Kevin's Story: Part II The Trauma, the Realization, and the Beginning of the Journey

Parenting is both the most challenging and rewarding endeavor we take on. In this guest post Terry Matsunaga shares how the diagnosis that his son had autism impacted Terry as a parent, and what those early  school years looked like. This is the second installment of a series of guest posts by Terry that share his son Kevin’s journey to college.

Kevin’s journey began many years back in Speech Therapy at Tucson Medical Center from the age of four.  He was first diagnosed with a speech and language deficiency. All his father heard was that he was “two standard deviations below the average child development….that was severe”.  Yes, it was a shock, and yes, his dad went to work that day, locked his office door…and just began to cry. That lasted for about an hour and then it was time to pick up the pieces and get to work because that is what you do.  Time for feeling bad was over…time for doing something about it was beginning.

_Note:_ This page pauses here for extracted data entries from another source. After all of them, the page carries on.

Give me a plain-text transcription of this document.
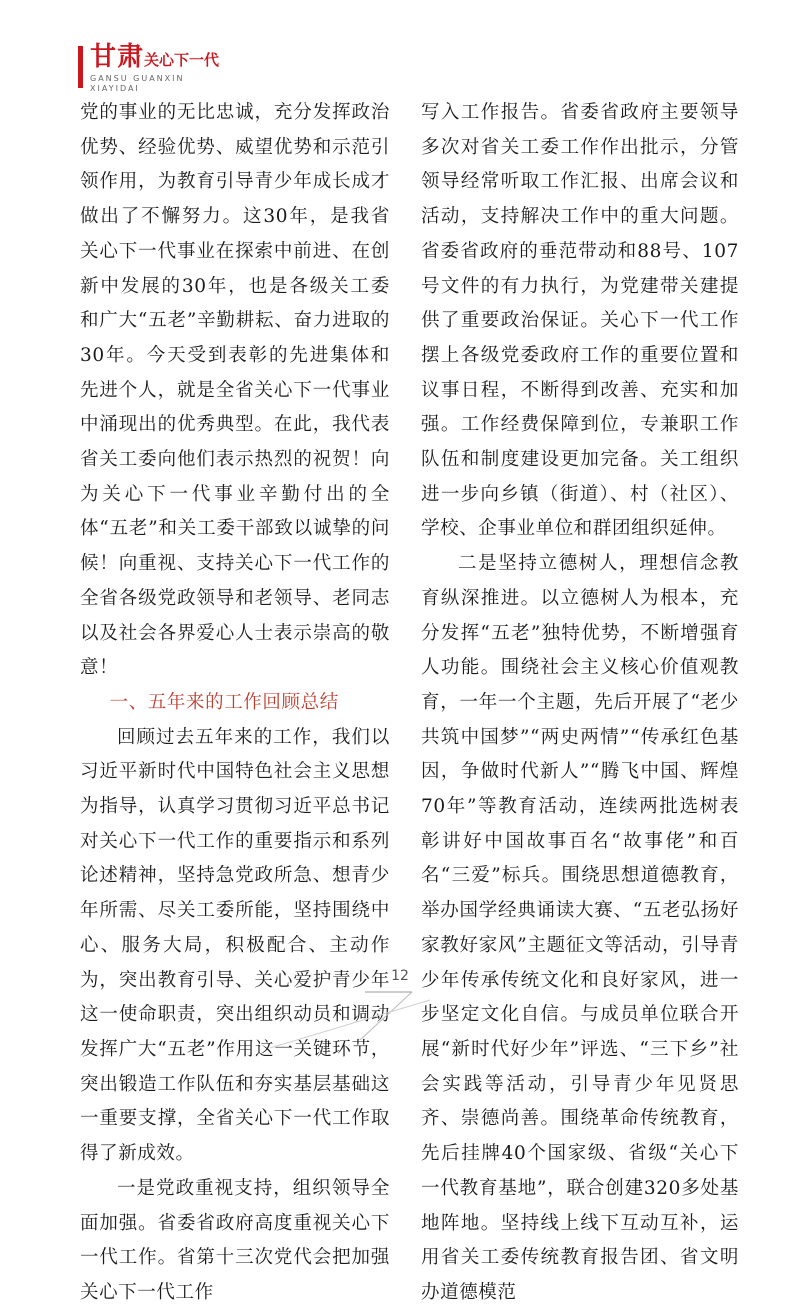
甘肃关心下一代
GANSU GUANXIN
XIAYIDAI

党的事业的无比忠诚，充分发挥政治优势、经验优势、威望优势和示范引领作用，为教育引导青少年成长成才做出了不懈努力。这30年，是我省关心下一代事业在探索中前进、在创新中发展的30年，也是各级关工委和广大“五老”辛勤耕耘、奋力进取的30年。今天受到表彰的先进集体和先进个人，就是全省关心下一代事业中涌现出的优秀典型。在此，我代表省关工委向他们表示热烈的祝贺！向为关心下一代事业辛勤付出的全体“五老”和关工委干部致以诚挚的问候！向重视、支持关心下一代工作的全省各级党政领导和老领导、老同志以及社会各界爱心人士表示崇高的敬意！

一、五年来的工作回顾总结

回顾过去五年来的工作，我们以习近平新时代中国特色社会主义思想为指导，认真学习贯彻习近平总书记对关心下一代工作的重要指示和系列论述精神，坚持急党政所急、想青少年所需、尽关工委所能，坚持围绕中心、服务大局，积极配合、主动作为，突出教育引导、关心爱护青少年这一使命职责，突出组织动员和调动发挥广大“五老”作用这一关键环节，突出锻造工作队伍和夯实基层基础这一重要支撑，全省关心下一代工作取得了新成效。

一是党政重视支持，组织领导全面加强。省委省政府高度重视关心下一代工作。省第十三次党代会把加强关心下一代工作

写入工作报告。省委省政府主要领导多次对省关工委工作作出批示，分管领导经常听取工作汇报、出席会议和活动，支持解决工作中的重大问题。省委省政府的垂范带动和88号、107号文件的有力执行，为党建带关建提供了重要政治保证。关心下一代工作摆上各级党委政府工作的重要位置和议事日程，不断得到改善、充实和加强。工作经费保障到位，专兼职工作队伍和制度建设更加完备。关工组织进一步向乡镇（街道）、村（社区）、学校、企事业单位和群团组织延伸。

二是坚持立德树人，理想信念教育纵深推进。以立德树人为根本，充分发挥“五老”独特优势，不断增强育人功能。围绕社会主义核心价值观教育，一年一个主题，先后开展了“老少共筑中国梦”“两史两情”“传承红色基因，争做时代新人”“腾飞中国、辉煌70年”等教育活动，连续两批选树表彰讲好中国故事百名“故事佬”和百名“三爱”标兵。围绕思想道德教育，举办国学经典诵读大赛、“五老弘扬好家教好家风”主题征文等活动，引导青少年传承传统文化和良好家风，进一步坚定文化自信。与成员单位联合开展“新时代好少年”评选、“三下乡”社会实践等活动，引导青少年见贤思齐、崇德尚善。围绕革命传统教育，先后挂牌40个国家级、省级“关心下一代教育基地”，联合创建320多处基地阵地。坚持线上线下互动互补，运用省关工委传统教育报告团、省文明办道德模范

12
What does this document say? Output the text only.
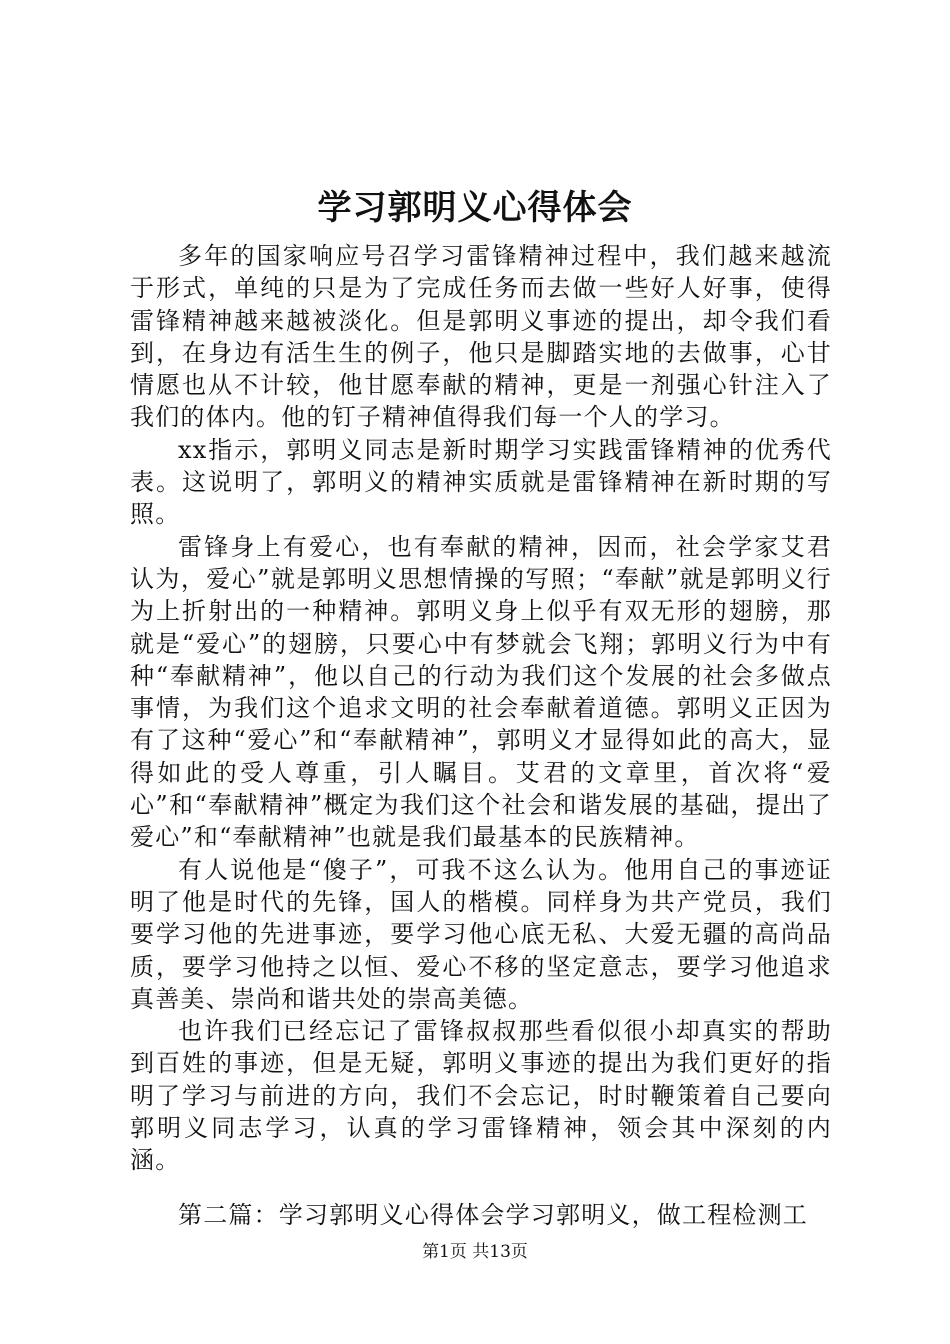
学习郭明义心得体会

多年的国家响应号召学习雷锋精神过程中，我们越来越流于形式，单纯的只是为了完成任务而去做一些好人好事，使得雷锋精神越来越被淡化。但是郭明义事迹的提出，却令我们看到，在身边有活生生的例子，他只是脚踏实地的去做事，心甘情愿也从不计较，他甘愿奉献的精神，更是一剂强心针注入了我们的体内。他的钉子精神值得我们每一个人的学习。

xx指示，郭明义同志是新时期学习实践雷锋精神的优秀代表。这说明了，郭明义的精神实质就是雷锋精神在新时期的写照。

雷锋身上有爱心，也有奉献的精神，因而，社会学家艾君认为，爱心”就是郭明义思想情操的写照；“奉献”就是郭明义行为上折射出的一种精神。郭明义身上似乎有双无形的翅膀，那就是“爱心”的翅膀，只要心中有梦就会飞翔；郭明义行为中有种“奉献精神”，他以自己的行动为我们这个发展的社会多做点事情，为我们这个追求文明的社会奉献着道德。郭明义正因为有了这种“爱心”和“奉献精神”，郭明义才显得如此的高大，显得如此的受人尊重，引人瞩目。艾君的文章里，首次将“爱心”和“奉献精神”概定为我们这个社会和谐发展的基础，提出了爱心”和“奉献精神”也就是我们最基本的民族精神。

有人说他是“傻子”，可我不这么认为。他用自己的事迹证明了他是时代的先锋，国人的楷模。同样身为共产党员，我们要学习他的先进事迹，要学习他心底无私、大爱无疆的高尚品质，要学习他持之以恒、爱心不移的坚定意志，要学习他追求真善美、崇尚和谐共处的崇高美德。

也许我们已经忘记了雷锋叔叔那些看似很小却真实的帮助到百姓的事迹，但是无疑，郭明义事迹的提出为我们更好的指明了学习与前进的方向，我们不会忘记，时时鞭策着自己要向郭明义同志学习，认真的学习雷锋精神，领会其中深刻的内涵。

第二篇：学习郭明义心得体会学习郭明义，做工程检测工

第1页 共13页
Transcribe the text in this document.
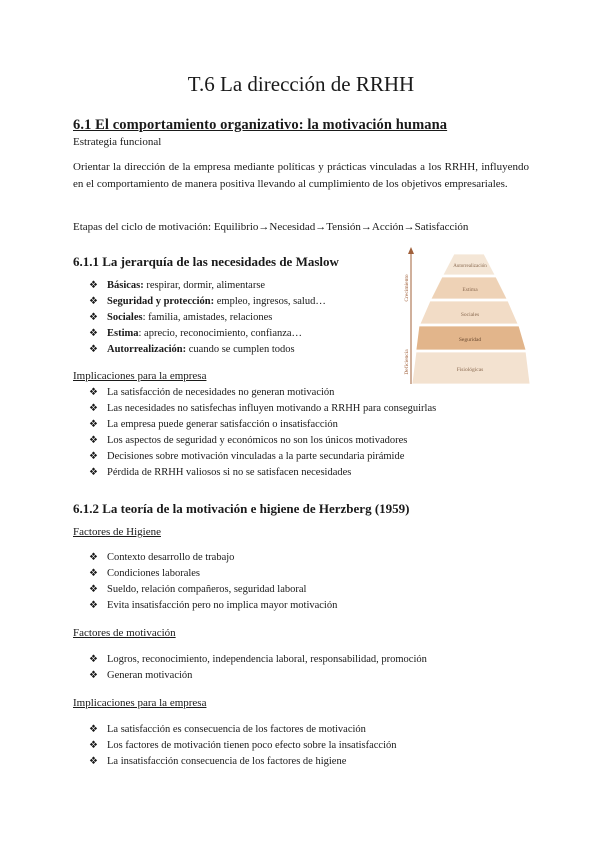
T.6 La dirección de RRHH
6.1 El comportamiento organizativo: la motivación humana

Estrategia funcional

Orientar la dirección de la empresa mediante políticas y prácticas vinculadas a los RRHH, influyendo en el comportamiento de manera positiva llevando al cumplimiento de los objetivos empresariales.

Etapas del ciclo de motivación: Equilibrio→Necesidad→Tensión→Acción→Satisfacción

6.1.1 La jerarquía de las necesidades de Maslow
❖ Básicas: respirar, dormir, alimentarse
❖ Seguridad y protección: empleo, ingresos, salud…
❖ Sociales: familia, amistades, relaciones
❖ Estima: aprecio, reconocimiento, confianza…
❖ Autorrealización: cuando se cumplen todos
Crecimiento
Deficiencia
Autorrealización
Estima
Sociales
Seguridad
Fisiológicas

Implicaciones para la empresa

❖ La satisfacción de necesidades no generan motivación
❖ Las necesidades no satisfechas influyen motivando a RRHH para conseguirlas
❖ La empresa puede generar satisfacción o insatisfacción
❖ Los aspectos de seguridad y económicos no son los únicos motivadores
❖ Decisiones sobre motivación vinculadas a la parte secundaria pirámide
❖ Pérdida de RRHH valiosos si no se satisfacen necesidades
6.1.2 La teoría de la motivación e higiene de Herzberg (1959)

Factores de Higiene

❖ Contexto desarrollo de trabajo
❖ Condiciones laborales
❖ Sueldo, relación compañeros, seguridad laboral
❖ Evita insatisfacción pero no implica mayor motivación

Factores de motivación

❖ Logros, reconocimiento, independencia laboral, responsabilidad, promoción
❖ Generan motivación

Implicaciones para la empresa

❖ La satisfacción es consecuencia de los factores de motivación
❖ Los factores de motivación tienen poco efecto sobre la insatisfacción
❖ La insatisfacción consecuencia de los factores de higiene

At TMC’s Pediatric Therapy Unit, Kevin would receive speech and comprehension lessons as well as socialization lessons.  He received tutoring help in school so he could at least stay included with his age-matched peers.  He went to many psychologists who were helpful to some extent but his success didn’t depend on what he had…it depended on what we were going to do about it.  So, through the efforts of tutors, school teachers, speech therapists, and mom and dad, we embarked on a program to keep him up with his classmates.  Sometimes it was successful; other times not.

At one point, in the sixth grade, Kevin fell back almost five years in his reading and four years behind in math.  But this just made us more determined, made him more determined.  Then we realized how amazing Kevin really was.  He never gave up, he kept on working hard, sometimes until 11 pm at night doing nothing but studying.  It was  pedal to the metal.  The year was tough (oh my, it was tough),but he made up four years in reading and all the way back in math.  From then on, Kevin still struggled, as he still does today, but he himself realized that working hard might be the secret to his success.  By the time he was in middle school, Kevin had made it all the way back in math and was only a year behind in reading. To this day, Kevin still has problems with reading comprehension, but nothing that can’t be overcome with a little help from mom and dad.